Image grabbing script
[PLEASE make sure you are using this script for LEGAL purposes and that images are downloadable as per permission of the site maintainer/owner/copyright holder. I claim no legal responsibility for the use of the following information.]
THIS IS A WORK IN PROGRESS--- Something I am working on for grabbing images from a website. Right now I haven't formulated a script yet, but I have successfully done most of what I would like to achieve with this particular project. Grab images from a site by extension using wget from a parsed input file created from the page of interest.
So for now I will just give some of the basics and what they do.
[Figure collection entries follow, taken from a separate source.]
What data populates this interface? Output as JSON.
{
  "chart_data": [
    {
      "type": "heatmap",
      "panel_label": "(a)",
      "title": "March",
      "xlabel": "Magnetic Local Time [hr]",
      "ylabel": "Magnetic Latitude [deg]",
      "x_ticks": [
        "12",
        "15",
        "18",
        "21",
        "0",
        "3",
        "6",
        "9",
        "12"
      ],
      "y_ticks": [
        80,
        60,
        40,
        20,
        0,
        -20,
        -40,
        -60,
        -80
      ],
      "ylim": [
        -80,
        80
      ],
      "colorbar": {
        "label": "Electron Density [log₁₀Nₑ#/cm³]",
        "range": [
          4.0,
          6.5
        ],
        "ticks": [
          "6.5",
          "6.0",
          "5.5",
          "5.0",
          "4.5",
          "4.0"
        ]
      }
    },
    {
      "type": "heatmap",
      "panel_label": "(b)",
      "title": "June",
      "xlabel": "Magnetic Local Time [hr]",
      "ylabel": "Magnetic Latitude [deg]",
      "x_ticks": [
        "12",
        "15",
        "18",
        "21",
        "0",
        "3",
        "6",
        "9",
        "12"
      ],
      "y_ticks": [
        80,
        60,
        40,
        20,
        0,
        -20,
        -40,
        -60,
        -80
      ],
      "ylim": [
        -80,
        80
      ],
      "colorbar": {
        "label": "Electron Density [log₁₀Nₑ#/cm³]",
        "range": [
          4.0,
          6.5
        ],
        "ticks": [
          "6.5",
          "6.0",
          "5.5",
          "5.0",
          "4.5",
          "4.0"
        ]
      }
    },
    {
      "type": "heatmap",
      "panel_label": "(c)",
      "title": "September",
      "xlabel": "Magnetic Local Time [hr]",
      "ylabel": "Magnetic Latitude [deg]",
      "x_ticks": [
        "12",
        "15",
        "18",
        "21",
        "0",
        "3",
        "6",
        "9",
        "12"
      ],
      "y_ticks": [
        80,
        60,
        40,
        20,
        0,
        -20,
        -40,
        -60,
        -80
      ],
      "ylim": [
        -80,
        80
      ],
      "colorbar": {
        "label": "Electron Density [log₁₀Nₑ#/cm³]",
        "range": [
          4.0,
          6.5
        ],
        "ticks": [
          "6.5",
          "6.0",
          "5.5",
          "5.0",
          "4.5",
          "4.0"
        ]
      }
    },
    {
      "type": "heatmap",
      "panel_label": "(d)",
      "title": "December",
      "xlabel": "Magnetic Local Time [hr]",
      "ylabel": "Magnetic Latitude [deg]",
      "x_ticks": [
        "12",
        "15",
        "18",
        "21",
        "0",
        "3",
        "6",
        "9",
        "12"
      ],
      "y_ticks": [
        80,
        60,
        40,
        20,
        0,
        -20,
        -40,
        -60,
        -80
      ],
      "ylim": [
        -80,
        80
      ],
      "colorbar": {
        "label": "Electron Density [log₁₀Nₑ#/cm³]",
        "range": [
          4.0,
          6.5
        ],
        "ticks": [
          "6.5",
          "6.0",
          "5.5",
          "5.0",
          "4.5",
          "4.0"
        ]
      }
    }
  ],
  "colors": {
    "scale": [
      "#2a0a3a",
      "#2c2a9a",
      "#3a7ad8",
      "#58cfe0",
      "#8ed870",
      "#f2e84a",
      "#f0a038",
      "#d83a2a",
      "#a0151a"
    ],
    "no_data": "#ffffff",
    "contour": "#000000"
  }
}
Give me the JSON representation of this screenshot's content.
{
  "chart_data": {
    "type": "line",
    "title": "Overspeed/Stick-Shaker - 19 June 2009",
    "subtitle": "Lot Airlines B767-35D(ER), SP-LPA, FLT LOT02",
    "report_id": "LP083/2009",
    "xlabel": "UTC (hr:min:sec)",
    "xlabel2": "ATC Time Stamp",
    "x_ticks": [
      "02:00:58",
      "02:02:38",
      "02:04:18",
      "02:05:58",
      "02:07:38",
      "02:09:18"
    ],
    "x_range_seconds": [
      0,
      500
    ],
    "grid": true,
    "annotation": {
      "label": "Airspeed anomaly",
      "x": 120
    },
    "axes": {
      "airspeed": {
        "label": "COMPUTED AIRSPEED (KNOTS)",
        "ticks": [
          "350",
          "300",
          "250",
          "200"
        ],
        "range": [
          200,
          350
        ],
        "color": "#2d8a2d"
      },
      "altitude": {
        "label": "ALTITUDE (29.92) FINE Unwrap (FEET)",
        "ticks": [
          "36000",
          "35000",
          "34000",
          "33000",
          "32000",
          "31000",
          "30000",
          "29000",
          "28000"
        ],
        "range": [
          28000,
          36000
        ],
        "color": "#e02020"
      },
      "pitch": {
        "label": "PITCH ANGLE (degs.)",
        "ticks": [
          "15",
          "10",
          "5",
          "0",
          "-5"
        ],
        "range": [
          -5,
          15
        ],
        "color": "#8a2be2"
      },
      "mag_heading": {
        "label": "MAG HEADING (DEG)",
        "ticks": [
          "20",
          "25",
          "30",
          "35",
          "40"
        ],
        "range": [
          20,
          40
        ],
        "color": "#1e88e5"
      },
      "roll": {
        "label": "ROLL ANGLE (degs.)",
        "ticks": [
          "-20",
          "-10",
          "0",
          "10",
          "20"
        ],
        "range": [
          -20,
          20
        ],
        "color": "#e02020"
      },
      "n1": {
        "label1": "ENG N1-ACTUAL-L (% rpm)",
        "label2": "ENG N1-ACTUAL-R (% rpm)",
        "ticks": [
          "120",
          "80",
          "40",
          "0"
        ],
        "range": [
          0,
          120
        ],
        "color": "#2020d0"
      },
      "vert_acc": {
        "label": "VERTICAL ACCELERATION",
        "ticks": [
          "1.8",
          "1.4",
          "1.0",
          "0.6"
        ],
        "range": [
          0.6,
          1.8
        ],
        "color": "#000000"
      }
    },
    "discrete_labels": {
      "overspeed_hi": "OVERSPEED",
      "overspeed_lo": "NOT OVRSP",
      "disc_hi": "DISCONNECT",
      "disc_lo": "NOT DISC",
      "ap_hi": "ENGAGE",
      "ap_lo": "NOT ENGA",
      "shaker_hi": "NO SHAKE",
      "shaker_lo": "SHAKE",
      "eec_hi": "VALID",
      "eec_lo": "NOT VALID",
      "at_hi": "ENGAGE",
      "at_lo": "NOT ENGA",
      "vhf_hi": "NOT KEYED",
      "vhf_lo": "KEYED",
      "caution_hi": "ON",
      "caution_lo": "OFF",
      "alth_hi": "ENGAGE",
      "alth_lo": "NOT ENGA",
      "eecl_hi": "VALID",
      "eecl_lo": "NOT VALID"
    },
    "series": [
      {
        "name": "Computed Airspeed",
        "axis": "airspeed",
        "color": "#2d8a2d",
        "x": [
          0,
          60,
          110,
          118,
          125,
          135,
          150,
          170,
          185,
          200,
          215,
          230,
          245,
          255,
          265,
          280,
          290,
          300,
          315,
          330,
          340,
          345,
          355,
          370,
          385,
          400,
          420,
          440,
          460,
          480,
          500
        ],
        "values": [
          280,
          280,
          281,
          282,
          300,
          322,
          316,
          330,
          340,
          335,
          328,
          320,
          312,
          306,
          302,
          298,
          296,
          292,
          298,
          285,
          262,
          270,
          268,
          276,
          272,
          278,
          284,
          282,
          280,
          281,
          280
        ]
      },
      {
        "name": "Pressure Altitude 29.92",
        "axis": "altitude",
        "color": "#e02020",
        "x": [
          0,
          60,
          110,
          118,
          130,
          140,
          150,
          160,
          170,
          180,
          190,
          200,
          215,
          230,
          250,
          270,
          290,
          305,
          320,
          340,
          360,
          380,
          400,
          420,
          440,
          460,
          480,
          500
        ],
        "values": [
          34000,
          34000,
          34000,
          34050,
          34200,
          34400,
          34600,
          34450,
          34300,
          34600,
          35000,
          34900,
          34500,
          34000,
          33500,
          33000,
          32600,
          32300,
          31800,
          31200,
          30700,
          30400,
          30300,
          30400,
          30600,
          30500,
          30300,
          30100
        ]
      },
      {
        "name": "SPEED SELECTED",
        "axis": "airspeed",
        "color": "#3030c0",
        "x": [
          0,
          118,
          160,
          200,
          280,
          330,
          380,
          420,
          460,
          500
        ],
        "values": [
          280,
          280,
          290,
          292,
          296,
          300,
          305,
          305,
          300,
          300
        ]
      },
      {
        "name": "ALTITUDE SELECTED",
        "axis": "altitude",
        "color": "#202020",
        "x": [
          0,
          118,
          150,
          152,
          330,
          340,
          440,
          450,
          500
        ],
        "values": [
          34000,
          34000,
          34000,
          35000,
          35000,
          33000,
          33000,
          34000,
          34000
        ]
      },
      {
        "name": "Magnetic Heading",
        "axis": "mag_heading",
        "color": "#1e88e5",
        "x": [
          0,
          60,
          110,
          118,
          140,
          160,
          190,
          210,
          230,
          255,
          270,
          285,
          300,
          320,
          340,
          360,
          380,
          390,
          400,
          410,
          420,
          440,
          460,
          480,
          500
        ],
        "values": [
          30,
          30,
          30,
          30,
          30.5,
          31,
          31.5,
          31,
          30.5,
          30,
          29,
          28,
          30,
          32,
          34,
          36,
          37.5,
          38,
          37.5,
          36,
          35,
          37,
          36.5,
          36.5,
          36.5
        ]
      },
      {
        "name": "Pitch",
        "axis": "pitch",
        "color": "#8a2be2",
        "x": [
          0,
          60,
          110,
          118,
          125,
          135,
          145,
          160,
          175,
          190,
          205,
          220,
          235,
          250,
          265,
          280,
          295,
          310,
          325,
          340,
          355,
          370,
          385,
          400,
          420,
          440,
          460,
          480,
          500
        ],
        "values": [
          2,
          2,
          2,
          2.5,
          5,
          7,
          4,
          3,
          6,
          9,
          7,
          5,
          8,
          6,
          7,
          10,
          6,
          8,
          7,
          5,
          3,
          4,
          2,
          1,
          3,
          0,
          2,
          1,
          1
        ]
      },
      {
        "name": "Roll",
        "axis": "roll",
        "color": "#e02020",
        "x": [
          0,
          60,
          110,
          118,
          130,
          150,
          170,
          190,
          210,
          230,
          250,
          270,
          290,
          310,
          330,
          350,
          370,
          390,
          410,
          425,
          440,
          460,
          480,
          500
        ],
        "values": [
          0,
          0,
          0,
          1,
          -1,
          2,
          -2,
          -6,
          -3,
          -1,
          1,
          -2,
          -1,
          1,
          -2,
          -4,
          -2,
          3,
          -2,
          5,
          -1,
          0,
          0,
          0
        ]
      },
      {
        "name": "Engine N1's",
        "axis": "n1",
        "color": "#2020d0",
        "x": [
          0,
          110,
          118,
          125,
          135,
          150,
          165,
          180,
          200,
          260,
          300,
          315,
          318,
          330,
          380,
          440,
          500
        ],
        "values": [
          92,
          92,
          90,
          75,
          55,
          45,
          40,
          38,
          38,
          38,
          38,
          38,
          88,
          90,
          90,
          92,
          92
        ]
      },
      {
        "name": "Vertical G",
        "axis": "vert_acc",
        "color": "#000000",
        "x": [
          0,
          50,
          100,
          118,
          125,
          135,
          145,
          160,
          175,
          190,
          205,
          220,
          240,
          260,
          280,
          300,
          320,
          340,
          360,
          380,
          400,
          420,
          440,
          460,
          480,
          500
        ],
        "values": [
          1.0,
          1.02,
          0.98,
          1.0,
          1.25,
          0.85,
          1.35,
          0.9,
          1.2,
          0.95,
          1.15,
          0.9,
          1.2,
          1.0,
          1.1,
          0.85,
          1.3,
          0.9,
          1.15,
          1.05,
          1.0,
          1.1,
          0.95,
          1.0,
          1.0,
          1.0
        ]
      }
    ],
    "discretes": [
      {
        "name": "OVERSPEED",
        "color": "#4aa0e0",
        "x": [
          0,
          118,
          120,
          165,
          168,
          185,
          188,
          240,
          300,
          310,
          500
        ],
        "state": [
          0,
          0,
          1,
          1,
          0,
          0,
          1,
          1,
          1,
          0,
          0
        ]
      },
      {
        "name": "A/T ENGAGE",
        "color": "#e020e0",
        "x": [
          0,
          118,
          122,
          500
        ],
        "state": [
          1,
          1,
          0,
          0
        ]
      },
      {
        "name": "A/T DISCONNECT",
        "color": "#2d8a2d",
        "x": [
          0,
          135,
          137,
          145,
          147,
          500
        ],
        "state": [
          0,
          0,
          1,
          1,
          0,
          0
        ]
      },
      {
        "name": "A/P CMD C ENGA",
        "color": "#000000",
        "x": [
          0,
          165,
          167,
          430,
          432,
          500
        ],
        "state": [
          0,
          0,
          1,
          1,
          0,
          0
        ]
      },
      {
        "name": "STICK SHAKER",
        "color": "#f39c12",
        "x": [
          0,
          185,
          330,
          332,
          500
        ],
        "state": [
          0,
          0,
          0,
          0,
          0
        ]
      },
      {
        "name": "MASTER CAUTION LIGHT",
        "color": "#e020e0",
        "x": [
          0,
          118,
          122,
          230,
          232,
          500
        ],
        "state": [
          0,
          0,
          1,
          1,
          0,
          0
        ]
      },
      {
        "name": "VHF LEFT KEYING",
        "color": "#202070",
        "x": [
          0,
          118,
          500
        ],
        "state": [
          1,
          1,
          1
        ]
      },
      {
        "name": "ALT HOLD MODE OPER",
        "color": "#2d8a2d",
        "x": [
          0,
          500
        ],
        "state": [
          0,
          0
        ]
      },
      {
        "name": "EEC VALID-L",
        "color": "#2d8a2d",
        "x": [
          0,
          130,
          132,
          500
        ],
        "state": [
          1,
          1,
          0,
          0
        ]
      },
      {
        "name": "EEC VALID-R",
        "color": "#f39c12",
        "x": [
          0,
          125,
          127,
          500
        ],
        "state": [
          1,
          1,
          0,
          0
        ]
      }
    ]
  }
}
This is still under development so any input would be much appreciated.
Create a directory for the images:
mkdir image_page && cd image_page
Grab the index file:
wget http://wwww.pageofinterest.com
*Now to strip the href links of their HTML syntax:
cat index.html | sed -e 's/>/>
/g' | grep '<a' | while IFS='"' read a b c ; do echo $b; done > sed-index
Now look for the image files.Could grep for jpegs (grep jpg), but in my example I only wanted the images that were being linked to static files on flickr and make sure they were jpegs, so:
grep 'flickr' sed-index.html | grep 'jpg' input-file
Now use the input file for wget and clean up:
wget --input-file=input-file && rm index.html sed-index.html input-file
* The true elegance of this (imho) is from the HTMLparse to strip links of their HTML syntax. This I cannot take credit for the execution. This was adapted from BASH COOKBOOK by Carl Albing (O'Reilly publishing) page 253 Recipe 13.3 Parsing Some HTML. Since this is published, I won't go into detail on the inner workings here. But you can send me a message if it is unclear. In essence you are splitting up the sed command to create multi line coded links so we don't have to deal with naturally multi line vs singular versions. Then we search for the a call followed by a while loop that reads what is between the double quotes as the golden URL we are looking for and outputs to the sed-index.html file.